WASHINGTON -- The US government is warning that a surge in terrorist violence overseas and the end of the Muslim Ramadan holy month increases the possibility of attacks on American interests abroad.

A classified bulletin was sent Thursday to law enforcement and government officials. It said the bombings in Istanbul and elsewhere signal Al Qaeda's continued desire to attack US interests abroad, according to a senior law enforcement official who spoke on condition of anonymity.

The threat warning did not include any specific times, locations, or methods for a potential attack.

The bulletin made no mention of domestic attacks. There are no plans for the government to raise the US color-coded terror threat level beyond its current "yellow," or elevated, position, the midpoint on a five-level scale, the official said.

In Iraq, US officials warned of a possible upsurge in violence as the end of Ramadan approaches.
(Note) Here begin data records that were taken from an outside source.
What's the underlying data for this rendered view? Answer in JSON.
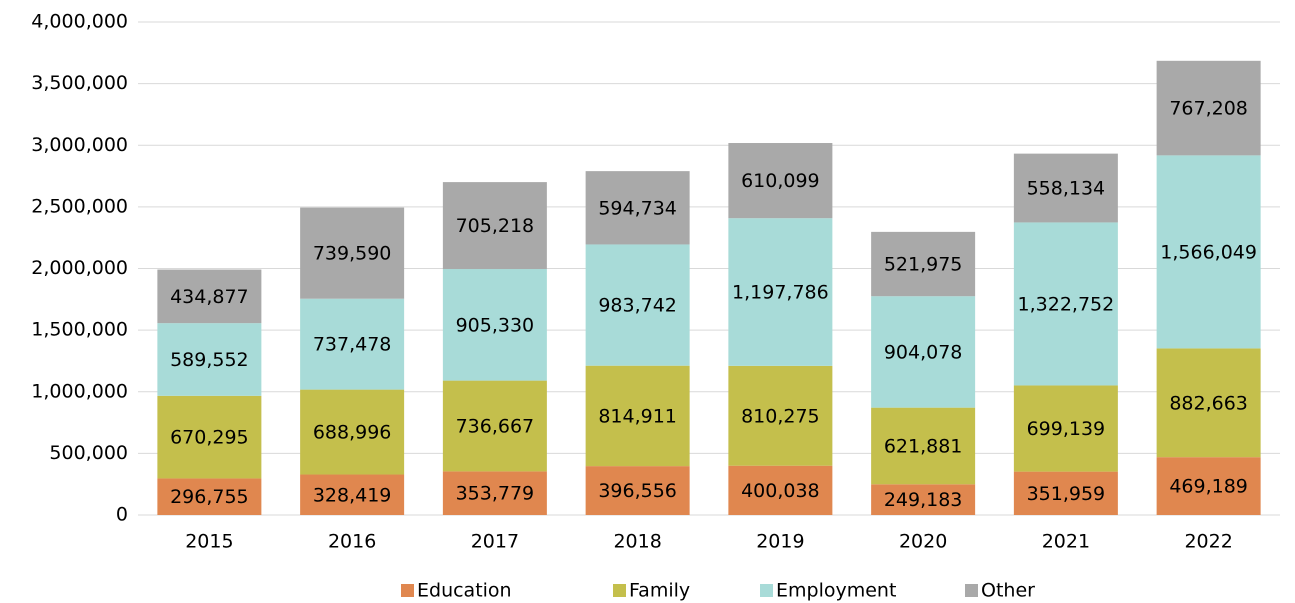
{
  "chart_data": {
    "type": "stacked_bar",
    "categories": [
      "2015",
      "2016",
      "2017",
      "2018",
      "2019",
      "2020",
      "2021",
      "2022"
    ],
    "series": [
      {
        "name": "Education",
        "color": "#e0874f",
        "values": [
          296755,
          328419,
          353779,
          396556,
          400038,
          249183,
          351959,
          469189
        ],
        "value_labels": [
          "296,755",
          "328,419",
          "353,779",
          "396,556",
          "400,038",
          "249,183",
          "351,959",
          "469,189"
        ]
      },
      {
        "name": "Family",
        "color": "#c4bf4c",
        "values": [
          670295,
          688996,
          736667,
          814911,
          810275,
          621881,
          699139,
          882663
        ],
        "value_labels": [
          "670,295",
          "688,996",
          "736,667",
          "814,911",
          "810,275",
          "621,881",
          "699,139",
          "882,663"
        ]
      },
      {
        "name": "Employment",
        "color": "#a8dbd8",
        "values": [
          589552,
          737478,
          905330,
          983742,
          1197786,
          904078,
          1322752,
          1566049
        ],
        "value_labels": [
          "589,552",
          "737,478",
          "905,330",
          "983,742",
          "1,197,786",
          "904,078",
          "1,322,752",
          "1,566,049"
        ]
      },
      {
        "name": "Other",
        "color": "#a9a9a9",
        "values": [
          434877,
          739590,
          705218,
          594734,
          610099,
          521975,
          558134,
          767208
        ],
        "value_labels": [
          "434,877",
          "739,590",
          "705,218",
          "594,734",
          "610,099",
          "521,975",
          "558,134",
          "767,208"
        ]
      }
    ],
    "ylim": [
      0,
      4000000
    ],
    "yticks": [
      0,
      {
        "value": 500000,
        "label": "500,000"
      },
      {
        "value": 1000000,
        "label": "1,000,000"
      },
      {
        "value": 1500000,
        "label": "1,500,000"
      },
      {
        "value": 2000000,
        "label": "2,000,000"
      },
      {
        "value": 2500000,
        "label": "2,500,000"
      },
      {
        "value": 3000000,
        "label": "3,000,000"
      },
      {
        "value": 3500000,
        "label": "3,500,000"
      },
      {
        "value": 4000000,
        "label": "4,000,000"
      }
    ],
    "grid": true,
    "legend": "bottom"
  }
}
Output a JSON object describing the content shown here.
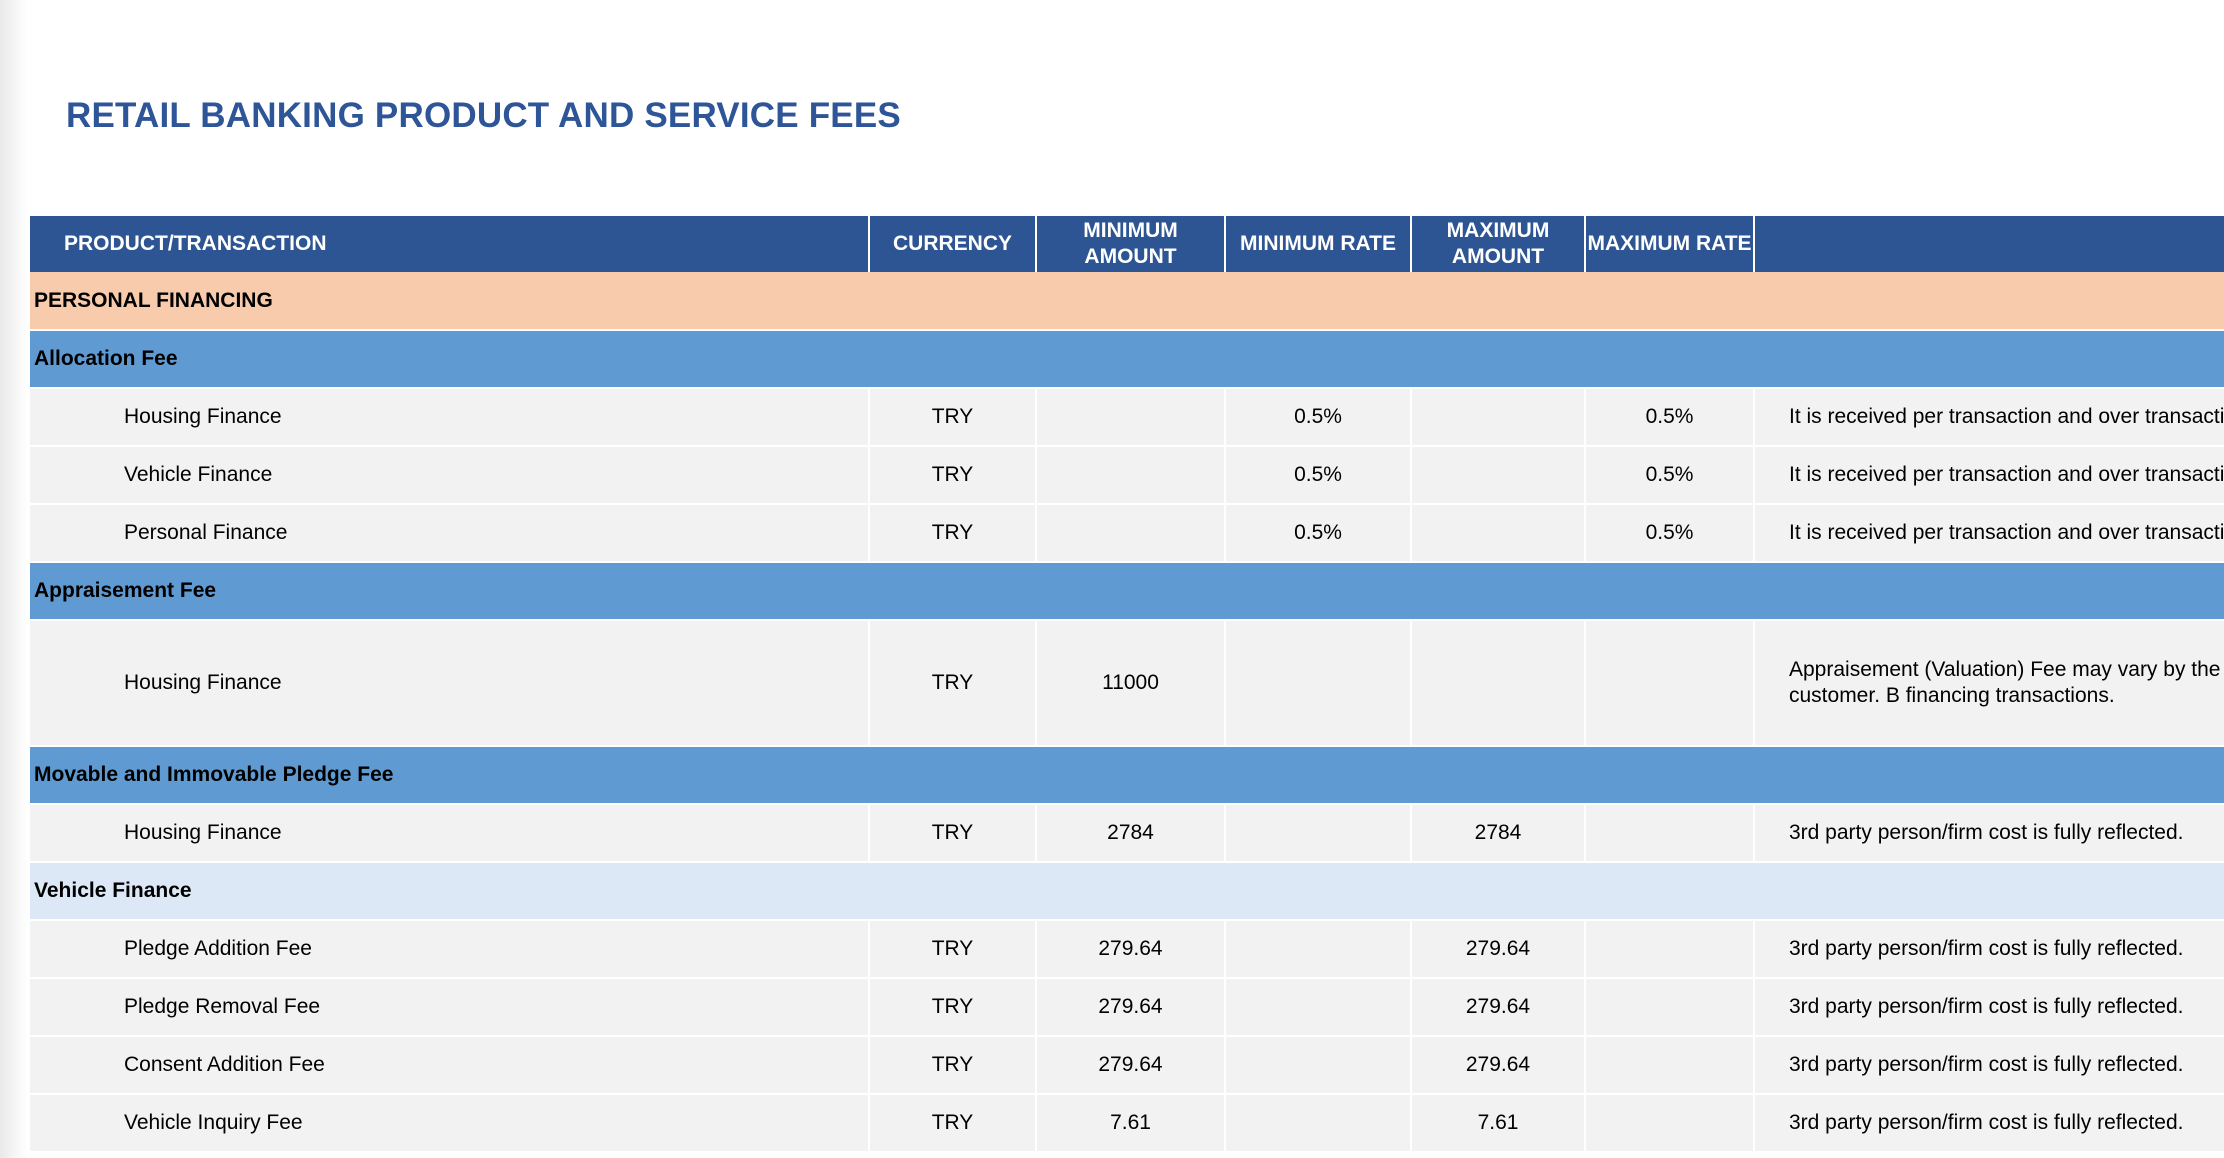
{
  "document": {
    "title": "RETAIL BANKING PRODUCT AND SERVICE FEES"
  },
  "table": {
    "headers": {
      "product": "PRODUCT/TRANSACTION",
      "currency": "CURRENCY",
      "min_amount": "MINIMUM AMOUNT",
      "min_rate": "MINIMUM RATE",
      "max_amount": "MAXIMUM AMOUNT",
      "max_rate": "MAXIMUM RATE",
      "description": ""
    },
    "section": "PERSONAL FINANCING",
    "groups": [
      {
        "name": "Allocation Fee",
        "rows": [
          {
            "product": "Housing Finance",
            "currency": "TRY",
            "min_amount": "",
            "min_rate": "0.5%",
            "max_amount": "",
            "max_rate": "0.5%",
            "description": "It is received per transaction and over transacti"
          },
          {
            "product": "Vehicle Finance",
            "currency": "TRY",
            "min_amount": "",
            "min_rate": "0.5%",
            "max_amount": "",
            "max_rate": "0.5%",
            "description": "It is received per transaction and over transacti"
          },
          {
            "product": "Personal Finance",
            "currency": "TRY",
            "min_amount": "",
            "min_rate": "0.5%",
            "max_amount": "",
            "max_rate": "0.5%",
            "description": "It is received per transaction and over transacti"
          }
        ]
      },
      {
        "name": "Appraisement Fee",
        "rows": [
          {
            "product": "Housing Finance",
            "currency": "TRY",
            "min_amount": "11000",
            "min_rate": "",
            "max_amount": "",
            "max_rate": "",
            "description": "Appraisement (Valuation) Fee may vary by the appraisal firm is received from the customer. B financing transactions."
          }
        ]
      },
      {
        "name": "Movable and Immovable Pledge Fee",
        "rows": [
          {
            "product": "Housing Finance",
            "currency": "TRY",
            "min_amount": "2784",
            "min_rate": "",
            "max_amount": "2784",
            "max_rate": "",
            "description": "3rd party person/firm cost is fully reflected."
          }
        ]
      },
      {
        "name": "Vehicle Finance",
        "rows": [
          {
            "product": "Pledge Addition Fee",
            "currency": "TRY",
            "min_amount": "279.64",
            "min_rate": "",
            "max_amount": "279.64",
            "max_rate": "",
            "description": "3rd party person/firm cost is fully reflected."
          },
          {
            "product": "Pledge Removal Fee",
            "currency": "TRY",
            "min_amount": "279.64",
            "min_rate": "",
            "max_amount": "279.64",
            "max_rate": "",
            "description": "3rd party person/firm cost is fully reflected."
          },
          {
            "product": "Consent Addition Fee",
            "currency": "TRY",
            "min_amount": "279.64",
            "min_rate": "",
            "max_amount": "279.64",
            "max_rate": "",
            "description": "3rd party person/firm cost is fully reflected."
          },
          {
            "product": "Vehicle Inquiry Fee",
            "currency": "TRY",
            "min_amount": "7.61",
            "min_rate": "",
            "max_amount": "7.61",
            "max_rate": "",
            "description": "3rd party person/firm cost is fully reflected."
          }
        ]
      }
    ]
  }
}
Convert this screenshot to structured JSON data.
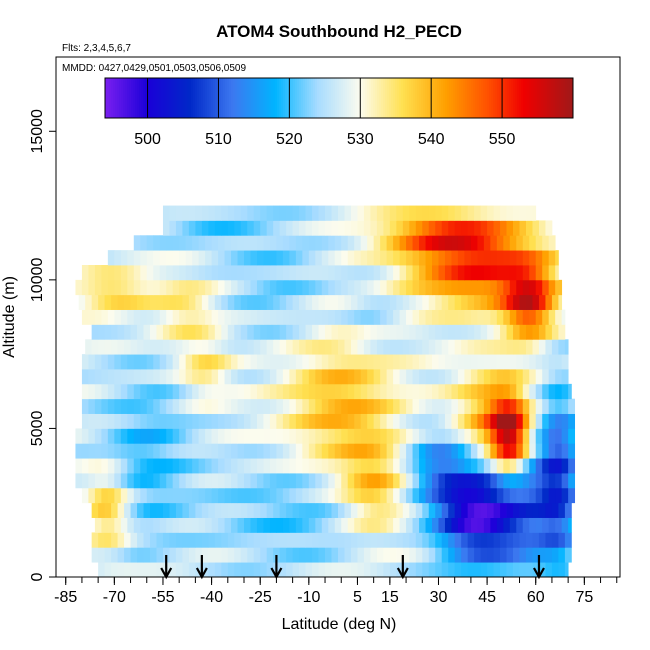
{
  "chart_data": {
    "type": "heatmap",
    "title": "ATOM4 Southbound H2_PECD",
    "annotations": [
      "Flts: 2,3,4,5,6,7",
      "MMDD: 0427,0429,0501,0503,0506,0509"
    ],
    "xlabel": "Latitude (deg N)",
    "ylabel": "Altitude (m)",
    "xlim": [
      -88,
      86
    ],
    "ylim": [
      0,
      17500
    ],
    "x_ticks": [
      -85,
      -70,
      -55,
      -40,
      -25,
      -10,
      5,
      15,
      30,
      45,
      60,
      75
    ],
    "x_minor_step": 5,
    "y_ticks": [
      0,
      5000,
      10000,
      15000
    ],
    "colorbar": {
      "range": [
        494,
        560
      ],
      "ticks": [
        500,
        510,
        520,
        530,
        540,
        550
      ],
      "stops": [
        {
          "v": 494,
          "c": "#7a1ff0"
        },
        {
          "v": 500,
          "c": "#1a00d8"
        },
        {
          "v": 506,
          "c": "#0028c8"
        },
        {
          "v": 512,
          "c": "#3c78f0"
        },
        {
          "v": 518,
          "c": "#00b4ff"
        },
        {
          "v": 524,
          "c": "#a8dcff"
        },
        {
          "v": 530,
          "c": "#fcfcee"
        },
        {
          "v": 536,
          "c": "#ffe050"
        },
        {
          "v": 542,
          "c": "#ffa000"
        },
        {
          "v": 548,
          "c": "#ff5000"
        },
        {
          "v": 553,
          "c": "#f00000"
        },
        {
          "v": 560,
          "c": "#a01818"
        }
      ]
    },
    "flight_arrows_lat": [
      -54,
      -43,
      -20,
      19,
      61
    ],
    "altitude_levels": [
      250,
      750,
      1250,
      1750,
      2250,
      2750,
      3250,
      3750,
      4250,
      4750,
      5250,
      5750,
      6250,
      6750,
      7250,
      7750,
      8250,
      8750,
      9250,
      9750,
      10250,
      10750,
      11250,
      11750,
      12250
    ],
    "latitude_extent": [
      [
        -75,
        70
      ],
      [
        -77,
        71
      ],
      [
        -77,
        71
      ],
      [
        -76,
        71
      ],
      [
        -77,
        71
      ],
      [
        -80,
        72
      ],
      [
        -82,
        72
      ],
      [
        -82,
        72
      ],
      [
        -82,
        72
      ],
      [
        -82,
        72
      ],
      [
        -80,
        72
      ],
      [
        -80,
        72
      ],
      [
        -80,
        71
      ],
      [
        -80,
        70
      ],
      [
        -80,
        70
      ],
      [
        -79,
        70
      ],
      [
        -77,
        69
      ],
      [
        -80,
        69
      ],
      [
        -81,
        68
      ],
      [
        -82,
        68
      ],
      [
        -80,
        67
      ],
      [
        -72,
        67
      ],
      [
        -64,
        66
      ],
      [
        -55,
        65
      ],
      [
        -55,
        60
      ]
    ],
    "field_model": {
      "background": 527,
      "features": [
        {
          "lat": 52,
          "alt": 4700,
          "dlat": 6,
          "dalt": 1300,
          "value": 555
        },
        {
          "lat": 47,
          "alt": 5200,
          "dlat": 12,
          "dalt": 1800,
          "value": 545
        },
        {
          "lat": 42,
          "alt": 10400,
          "dlat": 22,
          "dalt": 1300,
          "value": 550
        },
        {
          "lat": 58,
          "alt": 9200,
          "dlat": 8,
          "dalt": 1200,
          "value": 550
        },
        {
          "lat": 32,
          "alt": 11600,
          "dlat": 20,
          "dalt": 700,
          "value": 545
        },
        {
          "lat": 0,
          "alt": 5800,
          "dlat": 18,
          "dalt": 2500,
          "value": 540
        },
        {
          "lat": 10,
          "alt": 3000,
          "dlat": 10,
          "dalt": 1500,
          "value": 538
        },
        {
          "lat": -72,
          "alt": 2300,
          "dlat": 7,
          "dalt": 1300,
          "value": 540
        },
        {
          "lat": -70,
          "alt": 9600,
          "dlat": 12,
          "dalt": 700,
          "value": 538
        },
        {
          "lat": -48,
          "alt": 9000,
          "dlat": 10,
          "dalt": 1200,
          "value": 535
        },
        {
          "lat": -42,
          "alt": 7000,
          "dlat": 8,
          "dalt": 1000,
          "value": 535
        },
        {
          "lat": 40,
          "alt": 2200,
          "dlat": 12,
          "dalt": 1600,
          "value": 503
        },
        {
          "lat": 55,
          "alt": 2600,
          "dlat": 15,
          "dalt": 2600,
          "value": 510
        },
        {
          "lat": 67,
          "alt": 3500,
          "dlat": 6,
          "dalt": 3000,
          "value": 513
        },
        {
          "lat": -60,
          "alt": 4000,
          "dlat": 14,
          "dalt": 3000,
          "value": 519
        },
        {
          "lat": -15,
          "alt": 2200,
          "dlat": 22,
          "dalt": 1800,
          "value": 520
        },
        {
          "lat": -20,
          "alt": 9800,
          "dlat": 16,
          "dalt": 2200,
          "value": 522
        },
        {
          "lat": 10,
          "alt": 8800,
          "dlat": 10,
          "dalt": 1300,
          "value": 522
        },
        {
          "lat": -40,
          "alt": 11800,
          "dlat": 16,
          "dalt": 900,
          "value": 522
        },
        {
          "lat": 30,
          "alt": 3800,
          "dlat": 10,
          "dalt": 1200,
          "value": 515
        }
      ]
    }
  }
}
Captain Iam Imicher, a company commander in the 588th Engineering Battalion in Baqubah, said "intelligence sources throughout the city" and the surrounding province "indicate an increase as Ramadan ends and we move into the month of December."

The Ramadan period, which ends early next week, has seen a surge of deadly terrorist bombings in Turkey and Iraq.

The holy month began with several deadly bombings in Baghdad, including a suicide attacker who detonated an ambulance packed with plastic explosives outside the international Red Cross headquarters in the Iraqi capital.

On Thursday, at least 27 people were killed and about 450 wounded when twin truck bombs destroyed the Istanbul headquarters of a British bank and the British consulate. The attacks follow bombings at two Istanbul synagogues last Saturday that killed 23 people.

The FBI warned in October that Al Qaeda and other Islamic extremist groups might time attacks to coincide with Ramadan because of the religious symbolism. But many law enforcement and intelligence officials also say that terror groups tend to act when operations are ready, regardless of the date.